Pedang yang Terikat Takdir

Malam itu, suasana di dalam Bar terasa lebih santai dibandingkan biasanya. Lampu-lampu hangat menghasilkan ruangan, suara tawa dan percakapan ringan memenuhi udara. Haruto duduk bersama kelompoknya di sebuah meja kayu di sudut ruangan. Di sebelahnya, minuman hangat yang belum banyak disentuh.

"Kita tdak perlu terburu-buru mengambil misi berikutnya," kata Hinari pelan. "Kita baru saja naik ke kelas D...kita harus menyesuaikan diri dulu."

Hayate mengangguk sambil bersandar santai. "Benar juga. Kelas D bukan main-main. Monster yang kita hadapi nanti tidak akan seperti goblin lagi."
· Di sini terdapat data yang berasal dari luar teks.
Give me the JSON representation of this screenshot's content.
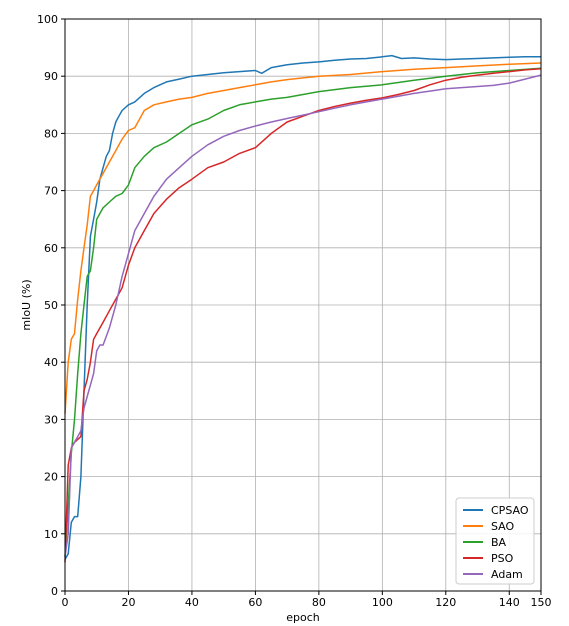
{
  "chart_data": {
    "type": "line",
    "xlabel": "epoch",
    "ylabel": "mIoU (%)",
    "xlim": [
      0,
      150
    ],
    "ylim": [
      0,
      100
    ],
    "xticks": [
      0,
      20,
      40,
      60,
      80,
      100,
      120,
      140,
      150
    ],
    "yticks": [
      0,
      10,
      20,
      30,
      40,
      50,
      60,
      70,
      80,
      90,
      100
    ],
    "grid": true,
    "legend_position": "bottom-right",
    "series": [
      {
        "name": "CPSAO",
        "color": "#1f77b4",
        "x": [
          0,
          1,
          2,
          3,
          4,
          5,
          6,
          7,
          8,
          9,
          10,
          11,
          12,
          13,
          14,
          15,
          16,
          17,
          18,
          20,
          22,
          25,
          28,
          32,
          36,
          40,
          45,
          50,
          55,
          60,
          62,
          65,
          70,
          75,
          80,
          85,
          90,
          95,
          100,
          103,
          106,
          110,
          115,
          120,
          125,
          130,
          135,
          140,
          145,
          150
        ],
        "y": [
          5.5,
          6.5,
          12,
          13,
          13,
          20,
          35,
          50,
          62,
          65,
          68,
          72,
          74,
          76,
          77,
          80,
          82,
          83,
          84,
          85,
          85.5,
          87,
          88,
          89,
          89.5,
          90,
          90.3,
          90.6,
          90.8,
          91,
          90.5,
          91.5,
          92,
          92.3,
          92.5,
          92.8,
          93,
          93.1,
          93.4,
          93.6,
          93.1,
          93.2,
          93,
          92.9,
          93,
          93.1,
          93.2,
          93.3,
          93.4,
          93.4
        ]
      },
      {
        "name": "SAO",
        "color": "#ff7f0e",
        "x": [
          0,
          1,
          2,
          3,
          4,
          5,
          6,
          7,
          8,
          9,
          10,
          12,
          14,
          16,
          18,
          20,
          22,
          25,
          28,
          32,
          36,
          40,
          45,
          50,
          55,
          60,
          65,
          70,
          75,
          80,
          90,
          100,
          110,
          120,
          130,
          140,
          150
        ],
        "y": [
          31,
          40,
          44,
          45,
          51,
          56,
          60,
          64,
          69,
          70,
          71,
          73,
          75,
          77,
          79,
          80.5,
          81,
          84,
          85,
          85.5,
          86,
          86.3,
          87,
          87.5,
          88,
          88.5,
          89,
          89.4,
          89.7,
          90,
          90.3,
          90.8,
          91.2,
          91.5,
          91.8,
          92.1,
          92.3
        ]
      },
      {
        "name": "BA",
        "color": "#2ca02c",
        "x": [
          0,
          1,
          2,
          3,
          4,
          5,
          6,
          7,
          8,
          9,
          10,
          11,
          12,
          14,
          16,
          18,
          20,
          22,
          25,
          28,
          32,
          36,
          40,
          45,
          50,
          55,
          60,
          65,
          70,
          75,
          80,
          90,
          100,
          110,
          120,
          130,
          140,
          150
        ],
        "y": [
          6,
          15,
          24,
          30,
          38,
          45,
          50,
          55,
          56,
          60,
          65,
          66,
          67,
          68,
          69,
          69.5,
          71,
          74,
          76,
          77.5,
          78.5,
          80,
          81.5,
          82.5,
          84,
          85,
          85.5,
          86,
          86.3,
          86.8,
          87.3,
          88,
          88.5,
          89.3,
          90,
          90.6,
          91,
          91.4
        ]
      },
      {
        "name": "PSO",
        "color": "#d62728",
        "x": [
          0,
          1,
          2,
          3,
          4,
          5,
          6,
          7,
          8,
          9,
          10,
          12,
          14,
          16,
          18,
          20,
          22,
          25,
          28,
          32,
          36,
          40,
          45,
          50,
          55,
          60,
          65,
          70,
          75,
          80,
          85,
          90,
          95,
          100,
          105,
          110,
          115,
          120,
          125,
          130,
          135,
          140,
          145,
          150
        ],
        "y": [
          5,
          22,
          25,
          26,
          26.5,
          27,
          35,
          37,
          40,
          44,
          45,
          47,
          49,
          51,
          53,
          57,
          60,
          63,
          66,
          68.5,
          70.5,
          72,
          74,
          75,
          76.5,
          77.5,
          80,
          82,
          83,
          84,
          84.7,
          85.3,
          85.8,
          86.2,
          86.8,
          87.5,
          88.5,
          89.3,
          89.8,
          90.2,
          90.5,
          90.8,
          91.1,
          91.3
        ]
      },
      {
        "name": "Adam",
        "color": "#9467bd",
        "x": [
          0,
          1,
          2,
          3,
          4,
          5,
          6,
          7,
          8,
          9,
          10,
          11,
          12,
          14,
          16,
          18,
          20,
          22,
          25,
          28,
          32,
          36,
          40,
          45,
          50,
          55,
          60,
          65,
          70,
          75,
          80,
          85,
          90,
          95,
          100,
          105,
          110,
          115,
          120,
          125,
          130,
          135,
          140,
          145,
          150
        ],
        "y": [
          6,
          10,
          25,
          26,
          27,
          28,
          32,
          34,
          36,
          38,
          42,
          43,
          43,
          46,
          50,
          55,
          59,
          63,
          66,
          69,
          72,
          74,
          76,
          78,
          79.5,
          80.5,
          81.3,
          82,
          82.6,
          83.2,
          83.8,
          84.4,
          85,
          85.5,
          86,
          86.5,
          87,
          87.4,
          87.8,
          88,
          88.2,
          88.4,
          88.8,
          89.5,
          90.2
        ]
      }
    ]
  }
}
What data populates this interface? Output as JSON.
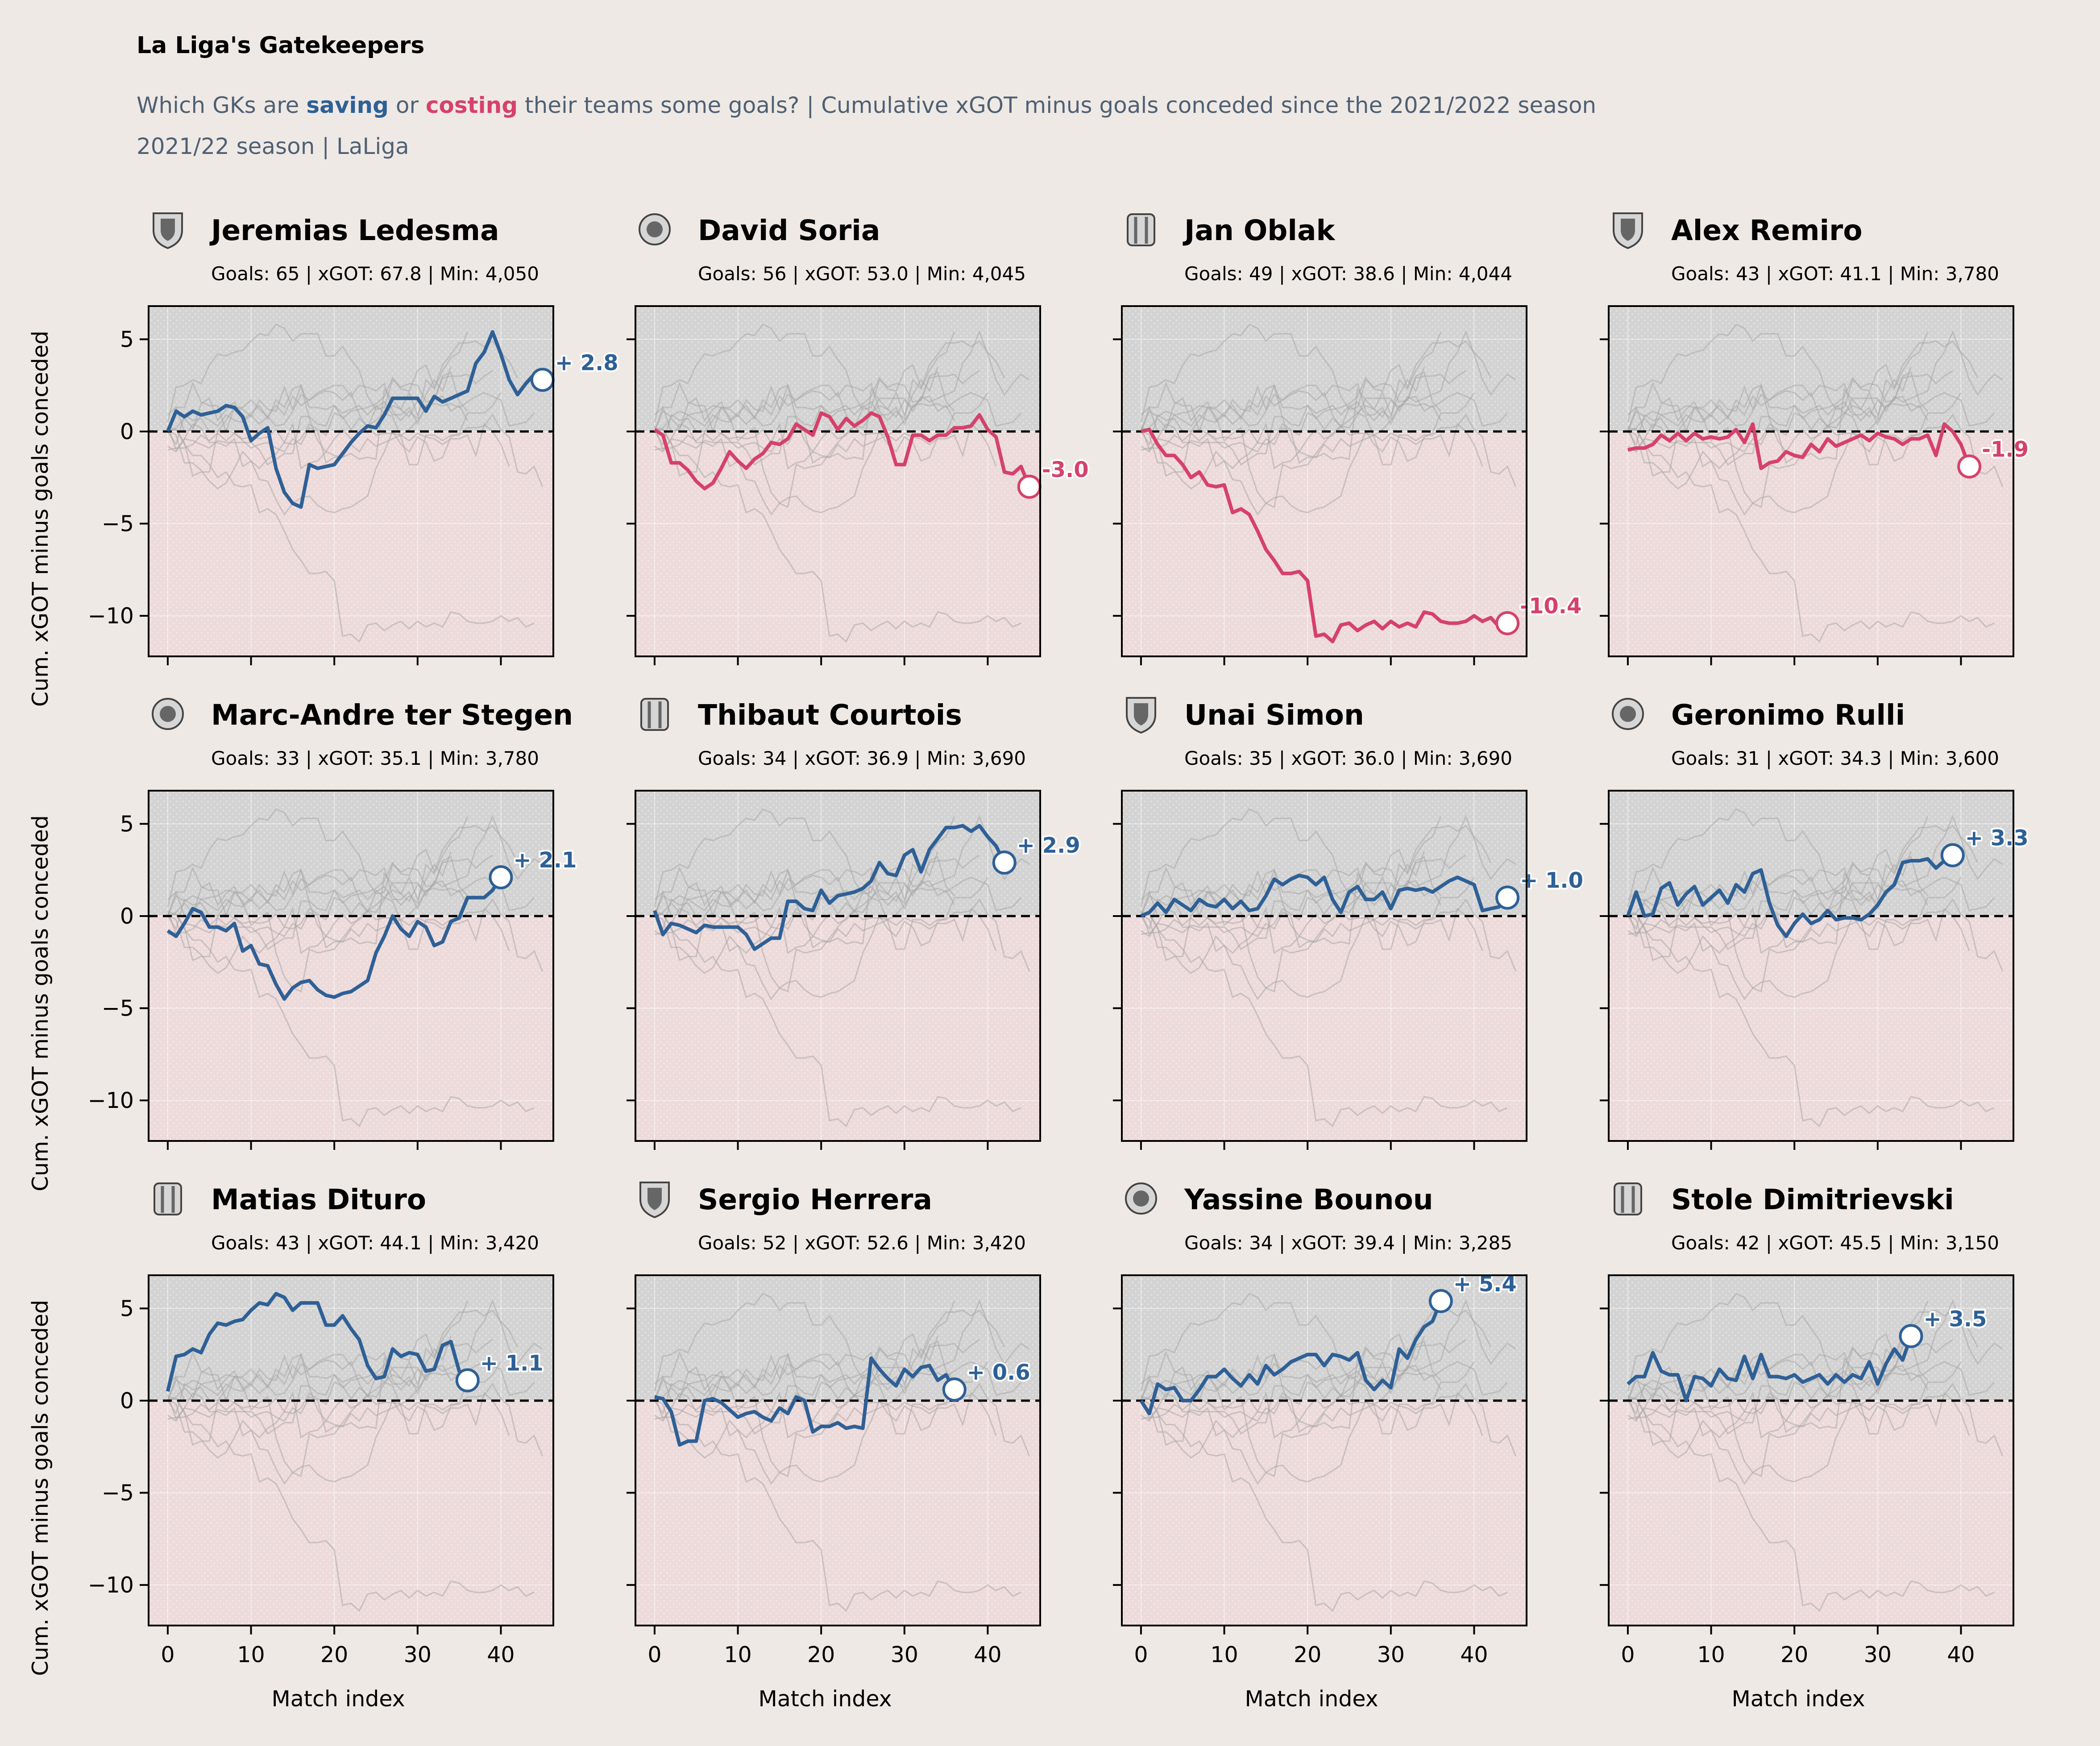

Shizuma menatap gelasnya sambil tersenyum tipis. "Semakin berbahaya...semakin menarik."

Haruto tidak langsung menanggapi, pikirannya...masih terikat pada satu hal, pedang itu.

Hinari memperhatikannya. "Haruto...kamu masih memikirkan pedang itu, ya?"

Haruto sedikit tersentak, lalu mengangguk. "...Aku tidak bisa mengabaikannya."

Hayate menyilangkan tangan. "Jujur saja, benda itu terasa...tidak normal."

Shizuma menambahkan, "aku pernah melihat artefak sebelumnya, tapi yang itu...berbeda."

Haruto membuka tangannya sendiri. "...seperti sesuatu yang hidup."

Hening memarkir meja mereka, lalu Haruto berdiri perlahan. "Aku keluar sebentar."

Hinari langsung bertanya. "Sendirian?"

Haruto setuju. "Hanya ingin mencari udara segar." Tanpa menunggu jawaban lebih lanjut, ia berjalan keluar dari bar.


Udara malam terasa dingin saat Haruto melangkah keluar. Jalanan lebih sepi dibandingkan siang hari, hanya suara angin dan langkah kaki yang terdengar. Ia berhenti sejenak, menatap langit.

"...Aku harus memahami kekuatan ini."

Tangannya secara refleks menyentuh gagang pedang, namun...dalam sesaat...Hening...berubah.

Naluri Haruto langsung bereaksi. "...Siapa di sana?"

Tidak ada jawaban, hanya bayangan, dan detik berikutnya...

SWOOSH...

Dunia...menghilang.


Saat Haruto membuka matanya kembali...ia sudah ada di tempat lain, gelap, dingin, tangannya terikat.

"...Tch." Ia mencoba bergerak, tapi ikatan itu kuat.